I blame politics. Nuance has been looking sickly for a number of years but rigor mortis really set in some time mid 2016, just before the dreaded elections. Over the course of the summer and pushing into late Autumn the western world turned fully binary. You were either in or out, either on the left or the right, there was no in between. Politics has always been adversarial, with its two party bias whipped up by the media, but something was different this time. Each of us set up camp firmly in one territory or the other and hunkered down, right through into the new year…and there’s no sign of things easing yet.
I blame the media. The BBC and CNN, in fact all of them, talk to us like Blue Peter presenters. In gently lilting tones they simplify things for us to digest, like Mummy cutting up our food. The relentless drip, drip, drip of reassuring reasonableness has taken its toll. We have become infantilized. Everyone is either a goodie or a baddie.

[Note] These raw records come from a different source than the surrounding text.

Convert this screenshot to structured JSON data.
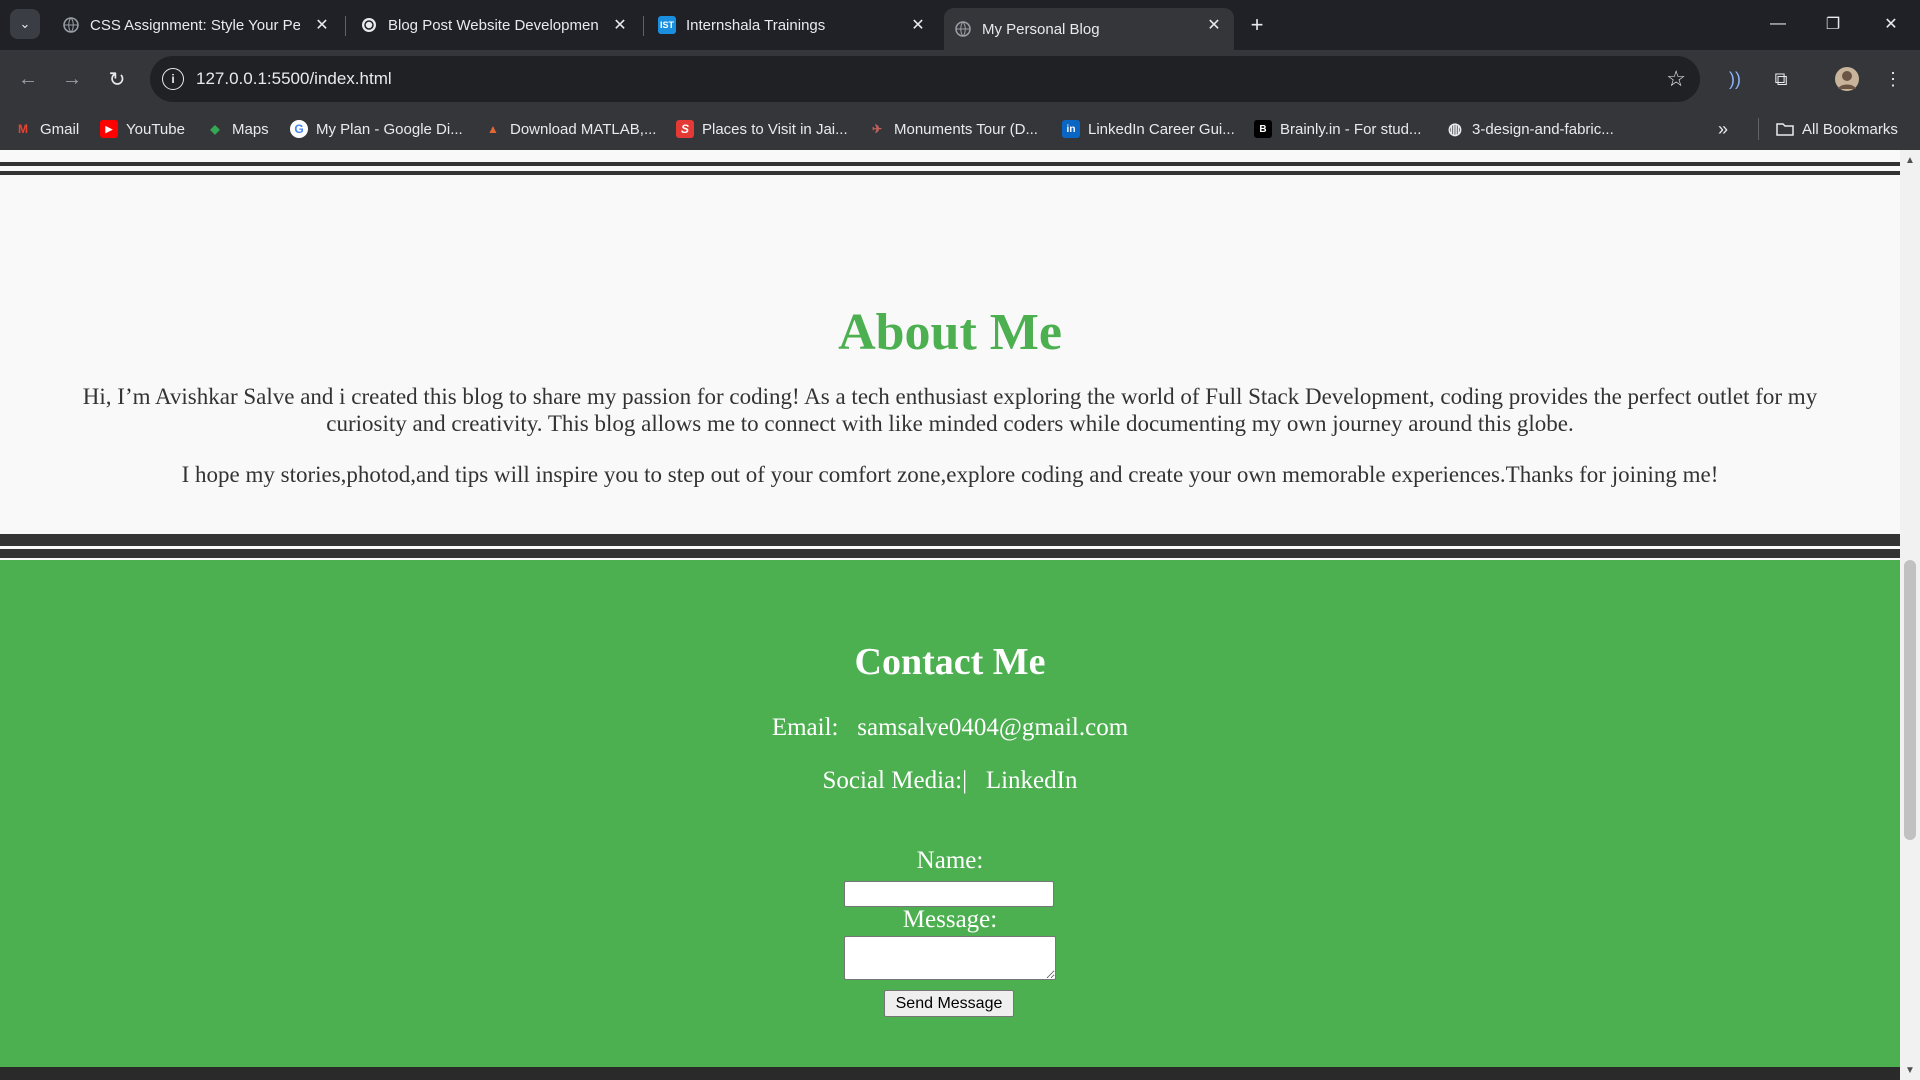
{
  "browser": {
    "tabs": [
      {
        "title": "CSS Assignment: Style Your Pers",
        "icon": "globe-icon"
      },
      {
        "title": "Blog Post Website Developmen",
        "icon": "chatgpt-icon"
      },
      {
        "title": "Internshala Trainings",
        "icon": "ist-icon",
        "icon_text": "IST"
      },
      {
        "title": "My Personal Blog",
        "icon": "globe-icon",
        "active": true
      }
    ],
    "url": "127.0.0.1:5500/index.html",
    "bookmarks": [
      {
        "label": "Gmail",
        "icon": "gmail-icon",
        "icon_text": "M"
      },
      {
        "label": "YouTube",
        "icon": "youtube-icon",
        "icon_text": "▶"
      },
      {
        "label": "Maps",
        "icon": "maps-icon",
        "icon_text": "◆"
      },
      {
        "label": "My Plan - Google Di...",
        "icon": "google-icon",
        "icon_text": "G"
      },
      {
        "label": "Download MATLAB,...",
        "icon": "matlab-icon",
        "icon_text": "▲"
      },
      {
        "label": "Places to Visit in Jai...",
        "icon": "s-icon",
        "icon_text": "S"
      },
      {
        "label": "Monuments Tour (D...",
        "icon": "monument-icon",
        "icon_text": "✈"
      },
      {
        "label": "LinkedIn Career Gui...",
        "icon": "linkedin-icon",
        "icon_text": "in"
      },
      {
        "label": "Brainly.in - For stud...",
        "icon": "brainly-icon",
        "icon_text": "B"
      },
      {
        "label": "3-design-and-fabric...",
        "icon": "globe-icon",
        "icon_text": "◍"
      }
    ],
    "all_bookmarks": "All Bookmarks"
  },
  "colors": {
    "accent_green": "#4caf50",
    "divider": "#333333",
    "page_bg": "#f9f9f9"
  },
  "about": {
    "heading": "About Me",
    "para1": "Hi, I’m Avishkar Salve and i created this blog to share my passion for coding! As a tech enthusiast exploring the world of Full Stack Development, coding provides the perfect outlet for my curiosity and creativity. This blog allows me to connect with like minded coders while documenting my own journey around this globe.",
    "para2": "I hope my stories,photod,and tips will inspire you to step out of your comfort zone,explore coding and create your own memorable experiences.Thanks for joining me!"
  },
  "contact": {
    "heading": "Contact Me",
    "email_label": "Email:",
    "email": "samsalve0404@gmail.com",
    "social_label": "Social Media:|",
    "social_link": "LinkedIn",
    "name_label": "Name:",
    "message_label": "Message:",
    "send_label": "Send Message"
  }
}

If you are good you vote left. That’s the caring, sharing thing to do. You distrust big business, love the European Union and relish every dystopian warning on climate change you read. If you are bad you vote right. You love big business (since it probably made you rich) hate foreigners and believe climate change is a conspiracy. Surely, even the oikiest of oiks amongst us knows these polar positions could not bear the gentlest scrutiny, and yet this is precisely where we increasingly feel most comfortable.
I blame Facebook. It’s the most powerful forum ever invented but it’s no place for nuance. Our silly social avatars must only be seen faking the thrill of being alive, clinking glasses, peace-signing and mugging to camera. Every tiny, insignificant event in our friends’ lives is offered up as something we must like, heart or cry over. If we fail to decorate our page with the flag of the nation of the latest victim of terrorism, we may ourselves slip into the bad category, amongst the ‘friends’ best avoided. And when they poke fun at a ‘bad’ politician or celebrity we have a thumbprint’s chance to join them and show the world that we are good, not bad like the bad man. This isn’t debate, it’s whack-a-mole politics. We’ve become babies.

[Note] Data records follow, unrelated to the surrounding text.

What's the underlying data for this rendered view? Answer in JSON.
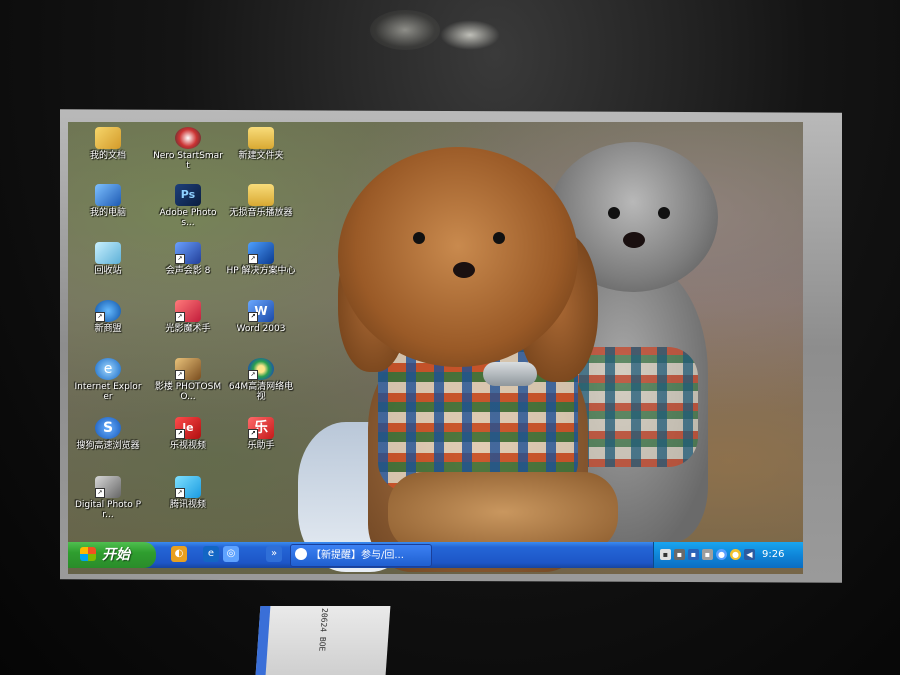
{
  "desktop_icons": [
    {
      "id": "my-documents",
      "label": "我的文档",
      "glyph": "",
      "icon": "document-folder-icon",
      "shortcut": false
    },
    {
      "id": "nero",
      "label": "Nero StartSmart",
      "glyph": "",
      "icon": "nero-icon",
      "shortcut": false
    },
    {
      "id": "new-folder",
      "label": "新建文件夹",
      "glyph": "",
      "icon": "folder-icon",
      "shortcut": false
    },
    {
      "id": "my-computer",
      "label": "我的电脑",
      "glyph": "",
      "icon": "computer-icon",
      "shortcut": false
    },
    {
      "id": "photoshop",
      "label": "Adobe Photos...",
      "glyph": "Ps",
      "icon": "photoshop-icon",
      "shortcut": false
    },
    {
      "id": "music-player",
      "label": "无损音乐播放器",
      "glyph": "",
      "icon": "music-folder-icon",
      "shortcut": false
    },
    {
      "id": "recycle-bin",
      "label": "回收站",
      "glyph": "",
      "icon": "recycle-bin-icon",
      "shortcut": false
    },
    {
      "id": "video-studio",
      "label": "会声会影 8",
      "glyph": "",
      "icon": "video-editor-icon",
      "shortcut": true
    },
    {
      "id": "hp-center",
      "label": "HP 解决方案中心",
      "glyph": "",
      "icon": "hp-solution-center-icon",
      "shortcut": true
    },
    {
      "id": "xinliangmeng",
      "label": "新商盟",
      "glyph": "",
      "icon": "web-icon",
      "shortcut": true
    },
    {
      "id": "light-magic",
      "label": "光影魔术手",
      "glyph": "",
      "icon": "photo-magic-icon",
      "shortcut": true
    },
    {
      "id": "word",
      "label": "Word 2003",
      "glyph": "W",
      "icon": "word-icon",
      "shortcut": true
    },
    {
      "id": "ie",
      "label": "Internet Explorer",
      "glyph": "e",
      "icon": "internet-explorer-icon",
      "shortcut": false
    },
    {
      "id": "photosmart",
      "label": "影楼 PHOTOSMO...",
      "glyph": "",
      "icon": "photo-studio-icon",
      "shortcut": true
    },
    {
      "id": "tv64",
      "label": "64M高清网络电视",
      "glyph": "",
      "icon": "network-tv-icon",
      "shortcut": true
    },
    {
      "id": "sogou",
      "label": "搜狗高速浏览器",
      "glyph": "S",
      "icon": "sogou-browser-icon",
      "shortcut": false
    },
    {
      "id": "letv",
      "label": "乐视视频",
      "glyph": "le",
      "icon": "letv-icon",
      "shortcut": true
    },
    {
      "id": "le-helper",
      "label": "乐助手",
      "glyph": "乐",
      "icon": "le-helper-icon",
      "shortcut": true
    },
    {
      "id": "digital-photo",
      "label": "Digital Photo Pr...",
      "glyph": "",
      "icon": "digital-photo-icon",
      "shortcut": true
    },
    {
      "id": "tencent-video",
      "label": "腾讯视频",
      "glyph": "",
      "icon": "tencent-video-icon",
      "shortcut": true
    }
  ],
  "taskbar": {
    "start_label": "开始",
    "quick_launch": [
      {
        "icon": "media-icon",
        "glyph": "◐",
        "color": "#e8a020"
      },
      {
        "icon": "ie-quicklaunch-icon",
        "glyph": "e",
        "color": "#1366c4"
      },
      {
        "icon": "browser-quicklaunch-icon",
        "glyph": "◎",
        "color": "#5fa3ff"
      },
      {
        "icon": "show-more-icon",
        "glyph": "»",
        "color": "#2f6fd8"
      }
    ],
    "task_item_label": "【新提醒】参与/回...",
    "tray_icons": [
      {
        "icon": "tray-app-icon-1",
        "glyph": "▪",
        "color": "#e0e0e0"
      },
      {
        "icon": "tray-app-icon-2",
        "glyph": "▪",
        "color": "#6a6a6a"
      },
      {
        "icon": "network-icon",
        "glyph": "▪",
        "color": "#2b63b8"
      },
      {
        "icon": "tray-app-icon-3",
        "glyph": "▪",
        "color": "#9e9e9e"
      },
      {
        "icon": "tray-app-icon-4",
        "glyph": "●",
        "color": "#5aa0ff"
      },
      {
        "icon": "tray-app-icon-5",
        "glyph": "●",
        "color": "#f2c230"
      },
      {
        "icon": "volume-icon",
        "glyph": "◀",
        "color": "#2c5aa0"
      }
    ],
    "clock": "9:26"
  },
  "cable_text": "20624 BOE"
}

I blame Twitter. How can an argument be constructed in 140 little letters? It’s a terrific tool for missile shaped comment and observation but these staccato sound bites can hardly be expected to encourage fluid debate. They merely offer themselves up for us to love or ignore. You’re either with me or against me. Snap decisions force us to go binary and sucker us into joining the consensus. After all, it saves so much time.
But we’ve recently entered a much more dangerous binary phase. In the rush to be outraged and signal our universal goodness we are picking on dull, bird shit spattered statues and demanding they be removed for representing bad deeds. Even lonely old Nelson high above Trafalgar Square, who hasn’t been bothered for 180 years (unless you include John Noakes in 1977) has suddenly become a target.
This binary frenzy threatens our biggest brands too: Secretive Apple, censorious Google and tax dodging Amazon must learn to live on a cliff’s edge, knowing that at any minute the tide may turn against them. These three money making monsters are not just big business, they supply us with the tools for modern life and yet, as crucial as they are, they are more vulnerable than perhaps any of us realize. If, say, we turn against Google for being too manipulative, it might just find itself in the bad column. If it does, it will surely crash to earth as swiftly and as heavily as General Robert E Lee bit the Virginia dust.
Even lower profile brands cannot hide from the Outrage Hunters. Let’s scan a few high street names: Tesco, Sports Direct, John Lewis, Rapha, Walmart. Lululemon, JC Penney, Burger King, T Mobile….don’t be shy. You know which camps they fall into.
I am not normally one to fret over the domination of social media. I believe the planet has just opened up for all of us and the benefits of the digital age are only just becoming clear. I do hope, however, that the fashion for binary opinion on everything and anything is just that, a fashion.